L’A380 devrait entrer en service fin 2006 sur les lignes de Singapore Airlines, qui en a commandé 10 exemplaires. À cette date, Airbus a vendu 139 A380 (prix de vente : 219 millions d’euros) à la Lufthansa, Air France, Thai Airways, Korean Air, Federal Express et China Southern Airlines.
Son principal client est Emirates, une compagnie aérienne publique de Dubaï en pleine expansion, qui en a commandé 43. Avec ce nouvel appareil, l’émirat espère devenir une plaque tournante du trafic aérien transcontinental.
De son côté, Boeing pense plutôt que les avions de grande capacité volant d’aéroports bondés en aéroports bondés appartiennent au passé. L’avionneur de Chicago préfère parier sur son B787 qui prendra son envol en 2008. Cet avion de taille moyenne a la même autonomie qu’un gros avion à réaction.
Le Dreamliner, autre nom du B787, satisfait aux besoins de rapidité et de liaison directe des passagers, estime Boeing. Il pourra embarquer jusqu’à 300 passagers et couvrir 16 000 km.
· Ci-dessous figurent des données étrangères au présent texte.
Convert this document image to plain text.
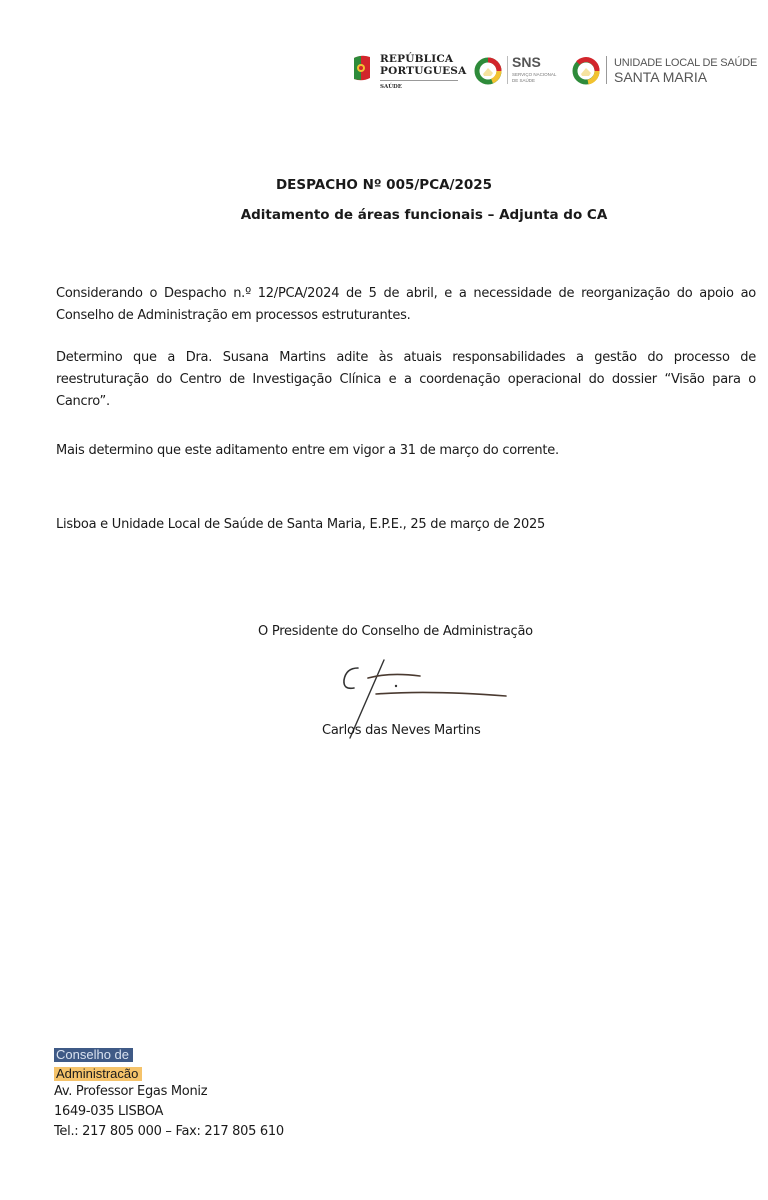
REPÚBLICA
PORTUGUESA
SAÚDE
SNS
SERVIÇO NACIONAL
DE SAÚDE
UNIDADE LOCAL DE SAÚDE
SANTA MARIA
DESPACHO Nº 005/PCA/2025
Aditamento de áreas funcionais – Adjunta do CA
Considerando o Despacho n.º 12/PCA/2024 de 5 de abril, e a necessidade de reorganização do apoio ao Conselho de Administração em processos estruturantes.
Determino que a Dra. Susana Martins adite às atuais responsabilidades a gestão do processo de reestruturação do Centro de Investigação Clínica e a coordenação operacional do dossier “Visão para o Cancro”.
Mais determino que este aditamento entre em vigor a 31 de março do corrente.
Lisboa e Unidade Local de Saúde de Santa Maria, E.P.E., 25 de março de 2025
O Presidente do Conselho de Administração
Carlos das Neves Martins
Conselho de
Administracão
Av. Professor Egas Moniz
1649-035 LISBOA
Tel.: 217 805 000 – Fax: 217 805 610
Il est rapide et économique (le site Web de Boeing affirme qu’il consommera 20 % de carburant en moins qu’un avion de taille similaire) et pourra accéder aux aéroports régionaux sans problème. Par contraste, la plupart des aéroports devront être modifiés pour accueillir l’A380.
Au salon asiatique de l’aéronautique en février dernier à Singapour, Boeing avait déjà enregistré 354 commandes pour son B787, soit le double d’Airbus.
Airbus et Boeing ont beau être rivaux, leurs derniers modèles sont très complémentaires. L’A380 est adapté aux liaisons très fréquentées comme Paris-New York tandis que le B787 convient parfaitement aux longs courriers embarquant moins de passagers.
Si les termes capacité, rapidité et respect de l’environnement sont les mots-clés qui attirent les compagnies aériennes, on note aussi une tendance pour les avions plus petits et plus flexibles.
Selon la FAA, la direction américaine de l’aviation civile, le marché des « micro-jets » commence à décoller. Un micro-jet est un petit avion à réaction capable de transporter de huit à dix passagers et de desservir de petits aéroports qui sont généralement plus proches des domiciles des passagers. Ceux que l’on appelle souvent des « taxis aériens » atteignent les deux tiers de la vitesse d’un avion de ligne. Et ils coûtent environ
1,5 million de dollars, soit la moitié du prix d’un avion d’affaires.
La FAA a affirmé lors d’une conférence récente qu’une centaine de ces avions prendront leur envol en 2006. D’ici 2010, il y en aura plus de 1 500 dans les cieux américains.
Cessna, Eclipse Aviation, Adam Aircraft et Cirrus Design font partie des entreprises rivalisant pour s’octroyer une part de ce marché en pleine expansion. Même Embraer, le constructeur brésilien d’avions régionaux de 110 places privilégiés pour les petits courriers, a annoncé le lancement de son micro-jet Phenom 100 en novembre 2005. « Nous sommes à l’aube d’un nouveau modèle d’affaires », a indiqué Nan Shellabarger de la FAA au quotidien New York Times en mars 2006.
« L’Amérique attend un véritable réseau de taxis aériens, a écrit le chroniqueur Rich Karlgaard dans le magazine Forbes. Quand arrivera-t-il ? ».